BlackBerry is introducing ads and virtual stickers into its messenger app as it tries to squeeze value from its core communication service. BlackBerry executives were in New York last week showing off the new native advertising formats on Messenger.
Waterloo, Ont.-based BlackBerry is starting to sell sponsored content on brand channels inside the mobile app. Brands like Rolling Stone, Disney and MarketWatch post content to Messenger for subscribers to follow. Additionally, brands can buy sponsored positions called Featured Placements to promote their channels, and there will be sponsored posts like there are on Facebook within the brands’ content feeds.
“It comes with a couple of in built sponsored content opportunities,” David Proulx, BBM senior director, told Adweek. “So there are native formats that allow brands to reach out to that broader universe of BBM folks.”
BlackBerry is trying to give companies the chance to build relationships with subscribers, and Messenger allows some one-to-one communication between brands and users as well. One new ad product, dubbed sponsored invites, would let brands message individual users asking them to follow their channels. Proulx said such promotions would be limited so as not to annoy users, an ever-present concern for messaging apps experimenting with branded opportunities.
“At no point will sponsored content ever find its way into a chat,” Proulx said.
Instead, BlackBerry has other products that could place brands into the chat portion of the app—stickers. Stickers are part of the language of texting as users share emoticons in place of words.

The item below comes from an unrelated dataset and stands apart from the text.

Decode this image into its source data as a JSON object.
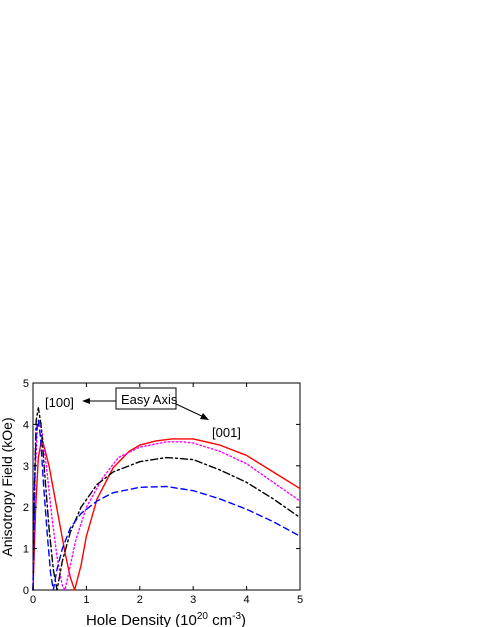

Users have shown a willingness to pay for stickers that offer more options for expressing themselves and brands could certainly be a part of that expression. BlackBerry will join the trend by selling branded stickers like ones for sports teams. BlackBerry is working with entities such as WWE to offer the virtual goods.
The Messenger app has 85 million users and is available on Apple, Android, Windows and, of course, BlackBerry devices. The phone maker released the app on rival devices last year, a departure for the company that once stood atop the mobile world mostly thanks to its superior and proprietary messaging platform.